Агата Кристи - Вилла «Белый конь»
Лежен задумчиво посмотрел на собеседника:
– Как вы считаете, вы узнали бы этого человека, случись вам увидеть его снова?
– Конечно. – Голос мистера Осборна звучал уверенно. – У меня прекрасная память на лица. Это просто мой конек. Если бы чья-нибудь жена пришла ко мне и купила мышьяк, замыслив отравить мужа, я мог бы присягнуть в суде, что узнал ее. У меня часто возникает эта мысль.
– Но вам не приходилось пока выступать в суде в такой роли?
Мистер Осборн грустно признался: да, не приходилось.
– И уж теперь вряд ли придется. Я продаю свое дело. Мне предложили хорошие деньги, продам и переселюсь в Борнмут[11].

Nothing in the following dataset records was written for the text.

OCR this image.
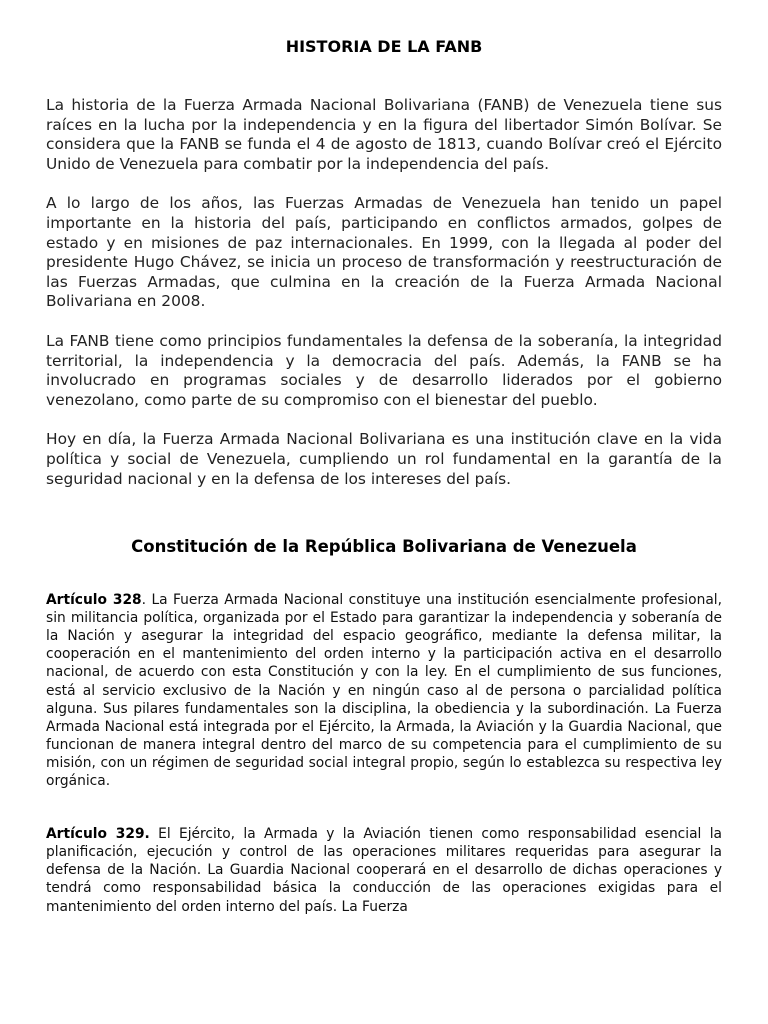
HISTORIA DE LA FANB

La historia de la Fuerza Armada Nacional Bolivariana (FANB) de Venezuela tiene sus raíces en la lucha por la independencia y en la figura del libertador Simón Bolívar. Se considera que la FANB se funda el 4 de agosto de 1813, cuando Bolívar creó el Ejército Unido de Venezuela para combatir por la independencia del país.

A lo largo de los años, las Fuerzas Armadas de Venezuela han tenido un papel importante en la historia del país, participando en conflictos armados, golpes de estado y en misiones de paz internacionales. En 1999, con la llegada al poder del presidente Hugo Chávez, se inicia un proceso de transformación y reestructuración de las Fuerzas Armadas, que culmina en la creación de la Fuerza Armada Nacional Bolivariana en 2008.

La FANB tiene como principios fundamentales la defensa de la soberanía, la integridad territorial, la independencia y la democracia del país. Además, la FANB se ha involucrado en programas sociales y de desarrollo liderados por el gobierno venezolano, como parte de su compromiso con el bienestar del pueblo.

Hoy en día, la Fuerza Armada Nacional Bolivariana es una institución clave en la vida política y social de Venezuela, cumpliendo un rol fundamental en la garantía de la seguridad nacional y en la defensa de los intereses del país.

Constitución de la República Bolivariana de Venezuela

Artículo 328. La Fuerza Armada Nacional constituye una institución esencialmente profesional, sin militancia política, organizada por el Estado para garantizar la independencia y soberanía de la Nación y asegurar la integridad del espacio geográfico, mediante la defensa militar, la cooperación en el mantenimiento del orden interno y la participación activa en el desarrollo nacional, de acuerdo con esta Constitución y con la ley. En el cumplimiento de sus funciones, está al servicio exclusivo de la Nación y en ningún caso al de persona o parcialidad política alguna. Sus pilares fundamentales son la disciplina, la obediencia y la subordinación. La Fuerza Armada Nacional está integrada por el Ejército, la Armada, la Aviación y la Guardia Nacional, que funcionan de manera integral dentro del marco de su competencia para el cumplimiento de su misión, con un régimen de seguridad social integral propio, según lo establezca su respectiva ley orgánica.

Artículo 329. El Ejército, la Armada y la Aviación tienen como responsabilidad esencial la planificación, ejecución y control de las operaciones militares requeridas para asegurar la defensa de la Nación. La Guardia Nacional cooperará en el desarrollo de dichas operaciones y tendrá como responsabilidad básica la conducción de las operaciones exigidas para el mantenimiento del orden interno del país. La Fuerza
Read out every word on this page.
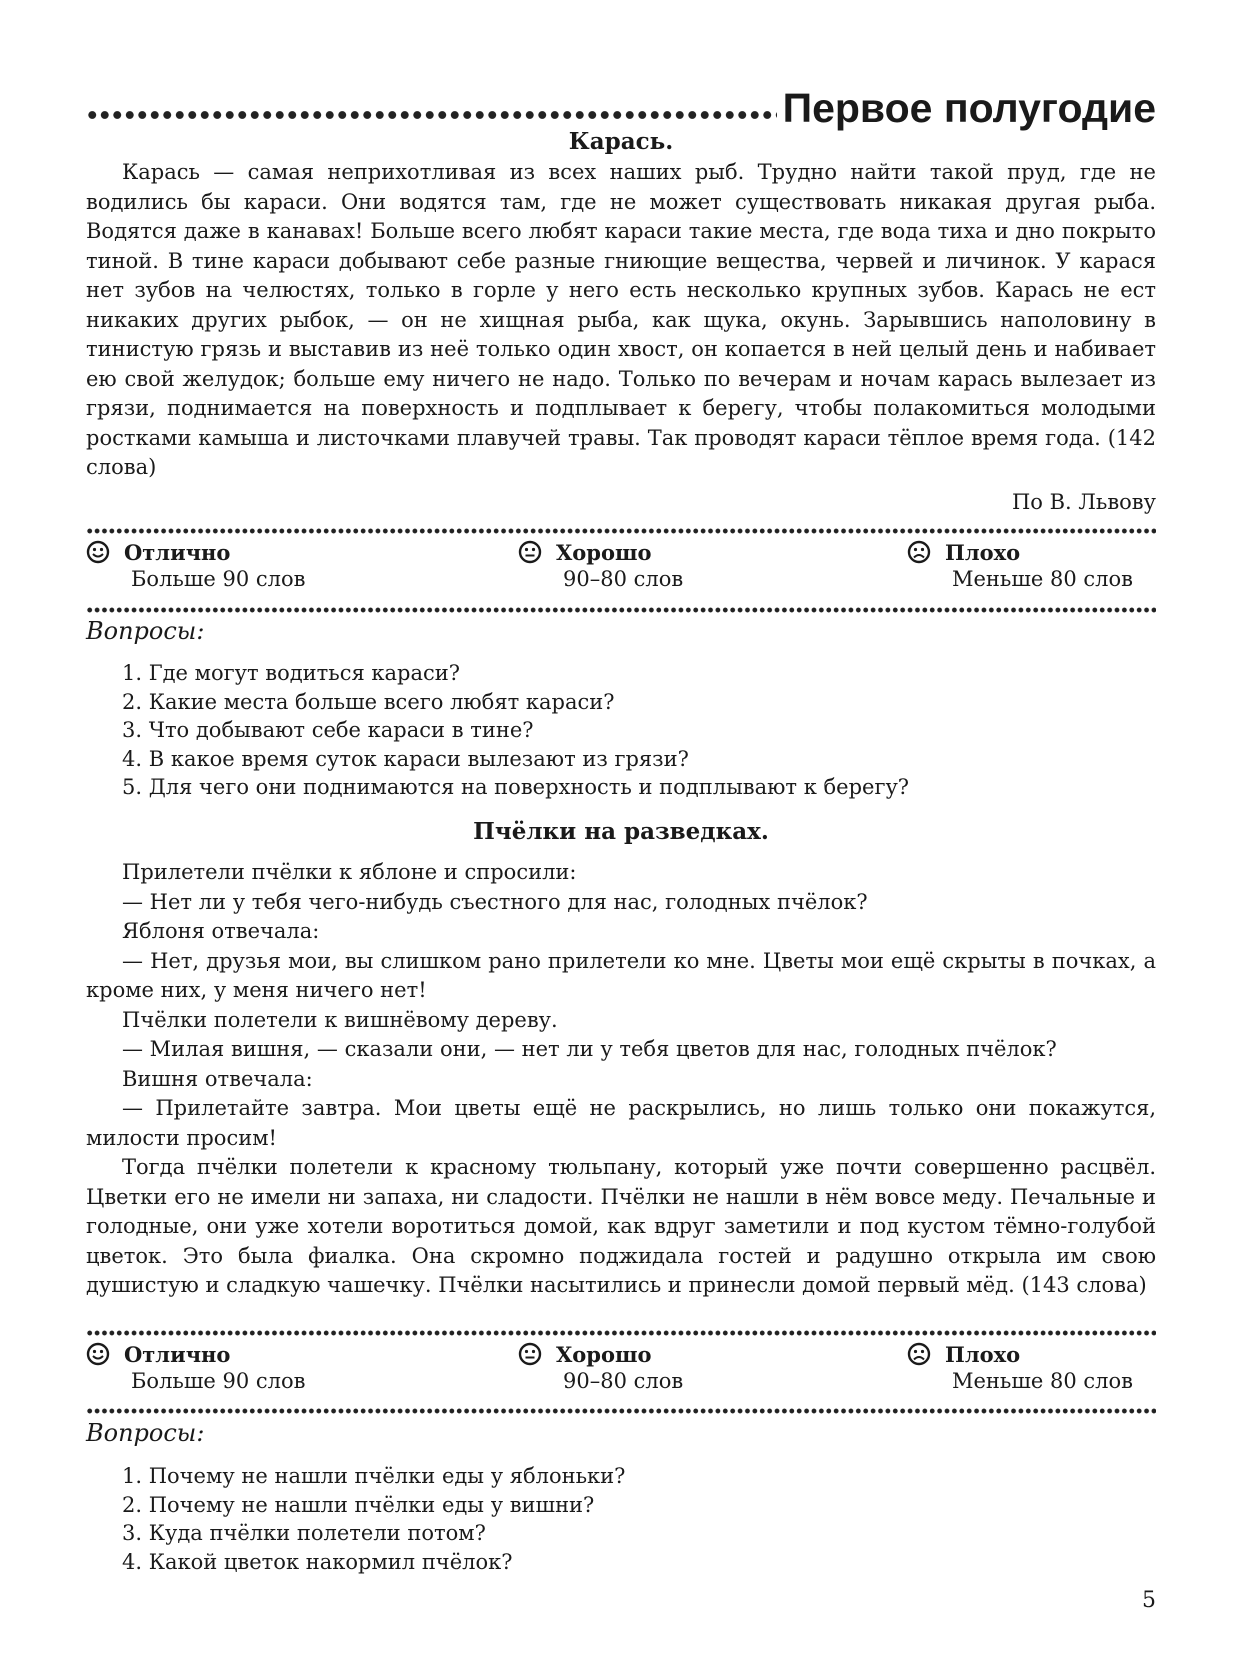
Первое полугодие
Карась.

Карась — самая неприхотливая из всех наших рыб. Трудно найти такой пруд, где не водились бы караси. Они водятся там, где не может существовать никакая другая рыба. Водятся даже в канавах! Больше всего любят караси такие места, где вода тиха и дно покрыто тиной. В тине караси добывают себе разные гниющие вещества, червей и личинок. У карася нет зубов на челюстях, только в горле у него есть несколько крупных зубов. Карась не ест никаких других рыбок, — он не хищная рыба, как щука, окунь. Зарывшись наполовину в тинистую грязь и выставив из неё только один хвост, он копается в ней целый день и набивает ею свой желудок; больше ему ничего не надо. Только по вечерам и ночам карась вылезает из грязи, поднимается на поверхность и подплывает к берегу, чтобы полакомиться молодыми ростками камыша и листочками плавучей травы. Так проводят караси тёплое время года. (142 слова)

По В. Львову
Отлично
Больше 90 слов
Хорошо
90–80 слов
Плохо
Меньше 80 слов
Вопросы:
1. Где могут водиться караси?
2. Какие места больше всего любят караси?
3. Что добывают себе караси в тине?
4. В какое время суток караси вылезают из грязи?
5. Для чего они поднимаются на поверхность и подплывают к берегу?
Пчёлки на разведках.

Прилетели пчёлки к яблоне и спросили:

— Нет ли у тебя чего-нибудь съестного для нас, голодных пчёлок?

Яблоня отвечала:

— Нет, друзья мои, вы слишком рано прилетели ко мне. Цветы мои ещё скрыты в почках, а кроме них, у меня ничего нет!

Пчёлки полетели к вишнёвому дереву.

— Милая вишня, — сказали они, — нет ли у тебя цветов для нас, голодных пчёлок?

Вишня отвечала:

— Прилетайте завтра. Мои цветы ещё не раскрылись, но лишь только они покажутся, милости просим!

Тогда пчёлки полетели к красному тюльпану, который уже почти совершенно расцвёл. Цветки его не имели ни запаха, ни сладости. Пчёлки не нашли в нём вовсе меду. Печальные и голодные, они уже хотели воротиться домой, как вдруг заметили и под кустом тёмно-голубой цветок. Это была фиалка. Она скромно поджидала гостей и радушно открыла им свою душистую и сладкую чашечку. Пчёлки насытились и принесли домой первый мёд. (143 слова)

Отлично
Больше 90 слов
Хорошо
90–80 слов
Плохо
Меньше 80 слов
Вопросы:
1. Почему не нашли пчёлки еды у яблоньки?
2. Почему не нашли пчёлки еды у вишни?
3. Куда пчёлки полетели потом?
4. Какой цветок накормил пчёлок?
5
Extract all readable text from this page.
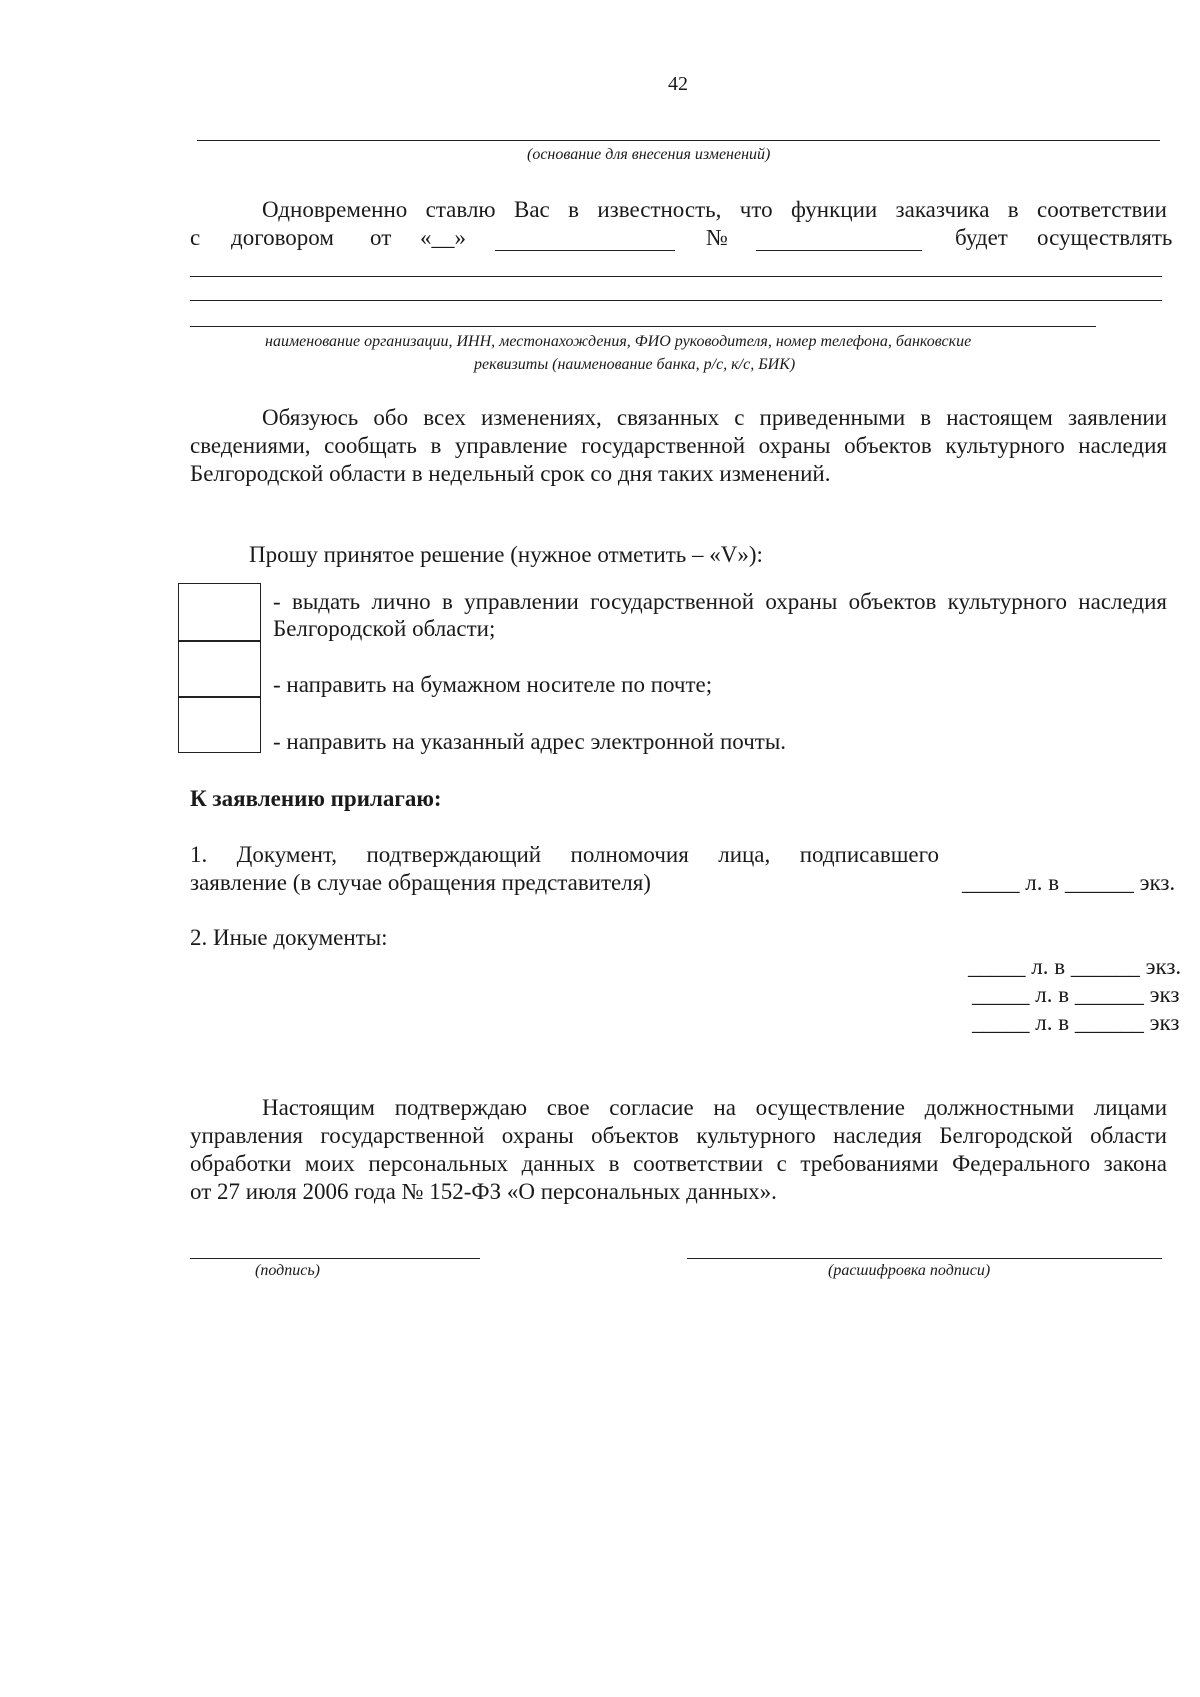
42
(основание для внесения изменений)
Одновременно ставлю Вас в известность, что функции заказчика в соответствии
с договором от «__»	№	будет осуществлять
наименование организации, ИНН, местонахождения, ФИО руководителя, номер телефона, банковские
реквизиты (наименование банка, р/с, к/с, БИК)
Обязуюсь обо всех изменениях, связанных с приведенными в настоящем заявлении
сведениями, сообщать в управление государственной охраны объектов культурного наследия
Белгородской области в недельный срок со дня таких изменений.
Прошу принятое решение (нужное отметить – «V»):
- выдать лично в управлении государственной охраны объектов культурного наследия
Белгородской области;
- направить на бумажном носителе по почте;
- направить на указанный адрес электронной почты.
К заявлению прилагаю:
1. Документ, подтверждающий полномочия лица, подписавшего
заявление (в случае обращения представителя)	_____ л. в ______ экз.
2. Иные документы:
_____ л. в ______ экз.
_____ л. в ______ экз
_____ л. в ______ экз
Настоящим подтверждаю свое согласие на осуществление должностными лицами
управления государственной охраны объектов культурного наследия Белгородской области
обработки моих персональных данных в соответствии с требованиями Федерального закона
от 27 июля 2006 года № 152-ФЗ «О персональных данных».
(подпись)	(расшифровка подписи)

– Да, аптека у вас отличная.
– Первоклассная, – отозвался мистер Осборн не без гордости. – Нашей аптеке почти сто лет. Дед и отец ею владели до меня. Надежное семейное предприятие. Мальчишкой я этого не понимал. Мне тогда казалось – скучища. По молодости лет тянуло на сцену. Вообразил, будто родился актером. Отец отговаривать не стал. «Поглядим, что у тебя из этого выйдет, – сказал он тогда. – Сам увидишь, до сэра Генри Ирвинга[12] тебе далеко». И оказался прав! Полтора года я болтался в одном театрике, а потом вернулся восвояси. Взялся за дело. И краснеть за свою аптеку мне не пришлось. Она, конечно, старомодная. Зато качество. Только вот наступили теперь для фармацевтов невеселые времена. – Аптекарь скорбно покачал головой. – Все эти краски, подмазки... Ничего не поделаешь – от них половина дохода. Пудра, помада, кремы да шампуни, губки фасонистые. Сам я к такой дряни и близко не подхожу. У меня этим ведает юная леди за особым прилавком. Да, все нынче не то, что прежде. Но я небольшой капиталец скопил, да и деньги мне предлагают приличные. Уже внес залог за очень красивое маленькое бунгало возле Борнмута. «Надо уходить на отдых, пока есть силы наслаждаться жизнью» – вот мой девиз. У меня много разных хобби. Бабочки, к примеру. Жизнь птиц – птахами любуюсь в бинокль. Садом займусь, накупил книг по цветоводству. И путешествия – собираюсь в какой-нибудь круиз, мир погляжу, пока не поздно.
Лежен поднялся.
– Ну что же, всех вам благ, – сказал он. – И если вы до отъезда вдруг встретите этого человека...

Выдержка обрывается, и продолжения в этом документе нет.